[Author Prev][Author Next][Thread Prev][Thread Next][Author Index][Thread Index]

Bit on cheating: was: Re: Introductions

On Tue, 9 Dec 2003, Gregor Mückl wrote:

> > 2)The main engine is a balanced tree with “game time” as the key.  Each
> > player will run his own tree and only check in with a central server
> > periodically to stay in sync.  When a unit is moved it must publish  events
> > locally, if it moves onto enemy ground, it must publish on both the local
> > and remote event tree.
> >
> This is a *very* problematic approach. This way you open barn doors for 
> cheaters. Because each player has the only authoritative copy of his map 
> locally it is on him/her to edit it as he/she likes and noone would even have 
> a chance of noticing that.

You could fix it though, by storing all events on the client, and having 
the server replay all events when syncing. Only if the states match, the 
player is allowed online. And obviously, other clients would check from 
time to time, that the hashed state of the clients matched the server 
hashes. (This way the server could check the rules, reducing the load on 
the clients). This is doable, I am sure.

> Online games are by nature very open to cheating. 

Now, that is true!

> The only measures against cheating that I am aware of are rather
> drastic:
> - use a server that decides on *everything*. If a citicen in a player's city 
> wants to poop, the server must confirm it.

But, in non FPS games, where player interaction is rarer, you can actually 
"just" check that the rules were followed once in a while.

> - encrypt/obfuscate network traffic.

Wont work with open source though :-)

> - never release the sources for your network code.
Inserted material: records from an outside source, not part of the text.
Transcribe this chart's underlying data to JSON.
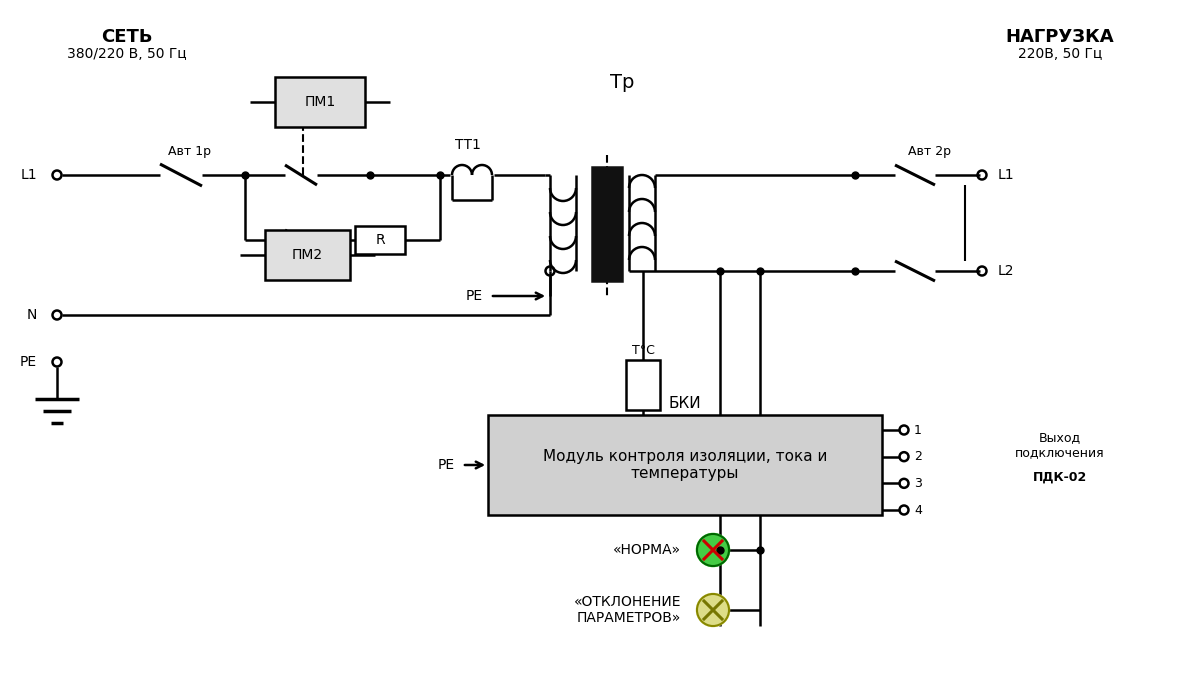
{
  "bg_color": "#ffffff",
  "line_color": "#000000",
  "box_fill": "#e0e0e0",
  "box_edge": "#000000",
  "green_color": "#44cc44",
  "yellow_color": "#dddd88",
  "bki_fill": "#d0d0d0",
  "title_left": "СЕТЬ",
  "subtitle_left": "380/220 В, 50 Гц",
  "title_right": "НАГРУЗКА",
  "subtitle_right": "220В, 50 Гц",
  "label_Tr": "Тр",
  "label_BKI": "БКИ",
  "label_module": "Модуль контроля изоляции, тока и\nтемпературы",
  "label_norma": "«НОРМА»",
  "label_otkl": "«ОТКЛОНЕНИЕ\nПАРАМЕТРОВ»",
  "label_PE": "PE",
  "label_N": "N",
  "label_L1": "L1",
  "label_L2": "L2",
  "label_Avt1p": "Авт 1р",
  "label_Avt2p": "Авт 2р",
  "label_PM1": "ПМ1",
  "label_PM2": "ПМ2",
  "label_TT1": "ТТ1",
  "label_R": "R",
  "label_TC": "T°С",
  "label_vyhod": "Выход\nподключения",
  "label_PDK": "ПДК-02",
  "nums": [
    "1",
    "2",
    "3",
    "4"
  ]
}
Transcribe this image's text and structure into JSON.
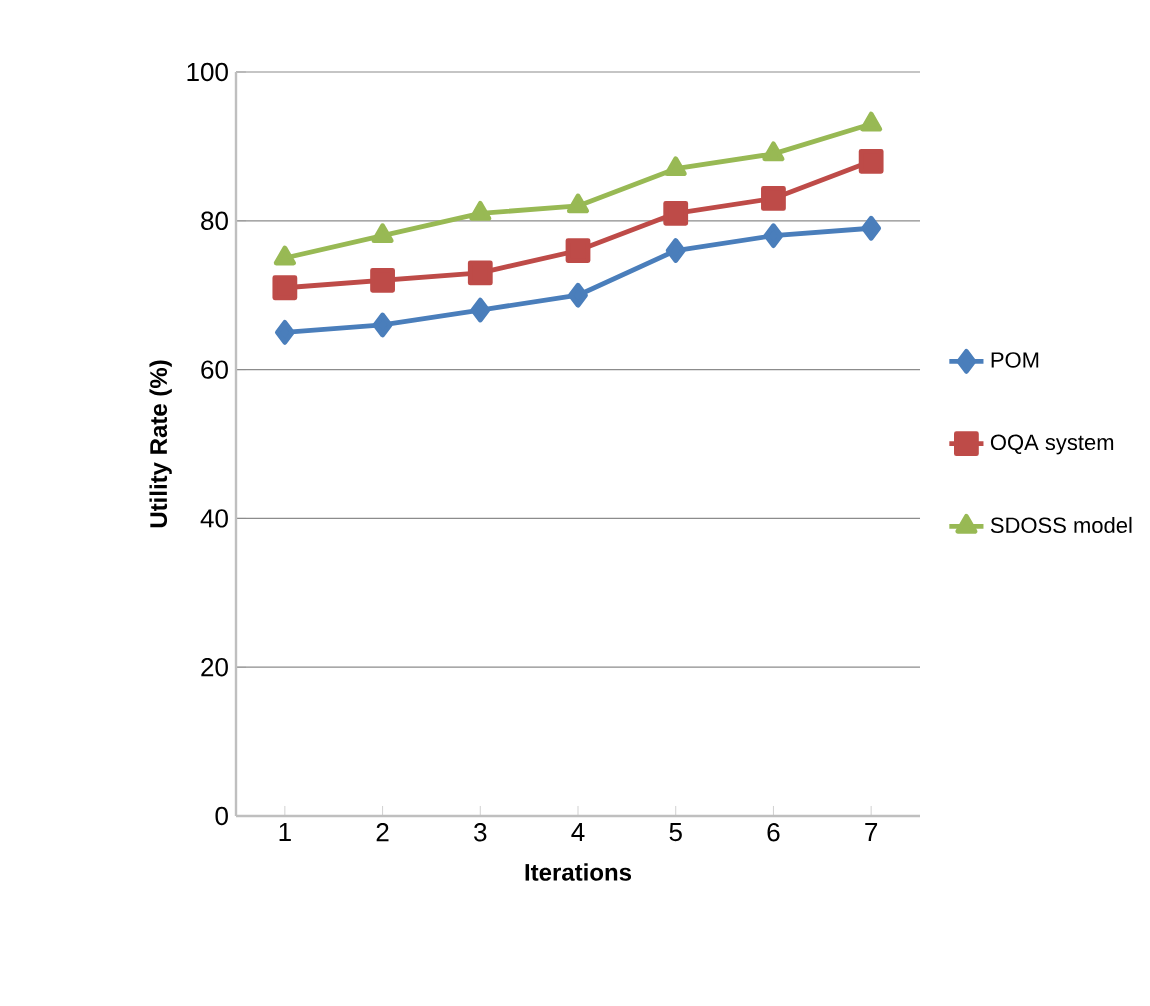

This is not as far-fetched 
> as it might seem: it's very likely that the people at Valve are rewriting 
> their Half-Life 2 network code totally from scratch after the sources leaked 
> in October. The release date hasn't been moved for nothing.

Other methods, includes what the nethack people does; blessed binaries, 
with embedded (randomly accessed) digital keys. 

And, you could authenticate the players: Won't stop cheating, but allows 
you to distinguesh between players you trust, and do not trust.

> Yes, right: it's a lot of effort, but it will only stop people from cheating 
> for so long. There is no single method with which you can stop cheating. 
> Create an online game and you are forced to enter a fight.


The problem really is, that you have no way of knowing what code is 
running on a client. So far, the only solution to that I have heard of, is 
TCPA/Palladium. And then we might as well all just bend over.


Mads Bondo Dydensborg.                               madsdyd@challenge.dk
My shell can beat your shell. So there!